J’attendis avec impatience la fin du dîner pour aller chez Paul, lui demander l’explication de quelques mots dits au croquet et qui me troublaient désagréablement.

— N’as-tu pas remarqué, me dit Paul, que Gritz est changé depuis hier ?

— Moi ? Non, je n’ai rien remarqué.

— Eh bien, moi j’ai remarqué et c’est à cause de Michel.

— Comment ?

— Michel est un bon garçon, mais il n’a jamais été qu’avec des femmes à souper et il ne sait pas se conduire ; de plus, il a une mauvaise langue, à preuve, l’histoire de l’autre jour. Il a dit qu’il voudrait… Enfin, il est amoureux fou de toi et capable de toutes les vilenies du monde. J’en ai parlé à l’oncle Alexandre et il a dit que j’aurais dû lui tirer les oreilles.

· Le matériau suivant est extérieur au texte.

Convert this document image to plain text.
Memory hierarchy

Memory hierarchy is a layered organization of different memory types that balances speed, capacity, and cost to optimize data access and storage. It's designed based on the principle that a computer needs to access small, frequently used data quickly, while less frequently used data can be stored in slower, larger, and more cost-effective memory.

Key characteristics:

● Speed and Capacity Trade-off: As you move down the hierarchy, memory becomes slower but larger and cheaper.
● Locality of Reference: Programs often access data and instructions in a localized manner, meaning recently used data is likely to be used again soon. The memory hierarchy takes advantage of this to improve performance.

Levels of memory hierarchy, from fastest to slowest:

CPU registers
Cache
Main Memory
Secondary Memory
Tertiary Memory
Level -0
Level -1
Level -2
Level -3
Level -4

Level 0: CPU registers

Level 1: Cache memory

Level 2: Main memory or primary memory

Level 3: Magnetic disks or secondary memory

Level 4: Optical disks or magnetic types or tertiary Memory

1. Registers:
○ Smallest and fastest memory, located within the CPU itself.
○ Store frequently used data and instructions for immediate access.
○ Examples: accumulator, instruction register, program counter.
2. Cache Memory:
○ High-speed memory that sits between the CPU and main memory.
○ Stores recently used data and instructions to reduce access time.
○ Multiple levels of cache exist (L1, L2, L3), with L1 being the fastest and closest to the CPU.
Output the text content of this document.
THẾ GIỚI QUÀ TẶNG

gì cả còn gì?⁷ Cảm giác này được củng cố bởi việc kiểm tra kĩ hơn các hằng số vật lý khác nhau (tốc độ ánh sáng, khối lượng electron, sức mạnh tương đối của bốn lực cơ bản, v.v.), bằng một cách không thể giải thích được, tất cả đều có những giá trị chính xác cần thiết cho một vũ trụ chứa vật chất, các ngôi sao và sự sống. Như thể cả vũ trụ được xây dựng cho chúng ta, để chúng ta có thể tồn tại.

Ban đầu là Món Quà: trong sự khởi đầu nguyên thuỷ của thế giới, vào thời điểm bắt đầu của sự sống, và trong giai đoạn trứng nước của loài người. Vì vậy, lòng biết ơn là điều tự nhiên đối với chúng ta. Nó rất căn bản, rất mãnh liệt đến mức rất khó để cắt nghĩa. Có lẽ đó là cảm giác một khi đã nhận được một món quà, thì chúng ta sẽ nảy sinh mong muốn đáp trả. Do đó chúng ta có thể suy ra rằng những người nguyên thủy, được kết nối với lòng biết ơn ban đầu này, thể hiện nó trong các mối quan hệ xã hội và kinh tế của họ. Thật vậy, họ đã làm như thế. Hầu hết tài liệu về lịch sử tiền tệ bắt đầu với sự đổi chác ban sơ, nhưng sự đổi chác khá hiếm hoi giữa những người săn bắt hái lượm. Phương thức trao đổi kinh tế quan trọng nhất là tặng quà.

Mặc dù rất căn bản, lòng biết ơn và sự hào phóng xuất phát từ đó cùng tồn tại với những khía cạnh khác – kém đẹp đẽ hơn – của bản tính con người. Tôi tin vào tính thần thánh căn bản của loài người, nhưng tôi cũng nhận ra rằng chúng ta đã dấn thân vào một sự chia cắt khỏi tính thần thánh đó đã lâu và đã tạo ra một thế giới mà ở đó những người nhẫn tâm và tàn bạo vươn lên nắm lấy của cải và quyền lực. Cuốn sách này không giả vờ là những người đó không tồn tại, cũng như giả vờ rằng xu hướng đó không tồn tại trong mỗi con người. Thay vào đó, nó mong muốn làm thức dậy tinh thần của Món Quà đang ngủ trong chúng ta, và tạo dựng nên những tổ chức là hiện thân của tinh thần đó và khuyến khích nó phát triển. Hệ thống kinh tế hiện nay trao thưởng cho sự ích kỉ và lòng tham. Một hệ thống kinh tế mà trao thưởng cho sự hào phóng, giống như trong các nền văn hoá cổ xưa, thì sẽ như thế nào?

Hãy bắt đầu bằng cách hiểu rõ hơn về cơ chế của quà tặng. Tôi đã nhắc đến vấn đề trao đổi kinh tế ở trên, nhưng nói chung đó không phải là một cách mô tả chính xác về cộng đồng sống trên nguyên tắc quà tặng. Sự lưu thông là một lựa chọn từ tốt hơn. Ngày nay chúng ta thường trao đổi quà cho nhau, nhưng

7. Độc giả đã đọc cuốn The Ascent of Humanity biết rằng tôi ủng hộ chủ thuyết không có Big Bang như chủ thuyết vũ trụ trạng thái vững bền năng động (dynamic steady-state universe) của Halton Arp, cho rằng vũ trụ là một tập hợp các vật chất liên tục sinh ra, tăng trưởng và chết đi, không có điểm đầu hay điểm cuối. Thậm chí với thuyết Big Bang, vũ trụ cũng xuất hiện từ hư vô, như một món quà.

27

La tante Nathalie est aussi de cet avis… Attends ! je te dis que Gritz a été persuadé par sa mère ou par ses connaissances qu’on ne cherchait qu’à l’attraper pour le marier, à cause de sa grande fortune. Eh bien, jusqu’à hier, il t’exaltait jusqu’aux cieux, et hier… Sans doute, je sais que tu ne veux pas de lui, tu ne te fiches pas mal (pardon pour l’expression) de tout cela, mais ce n’est pas bien. Et c’est toujours Michel qui a fait des commérages.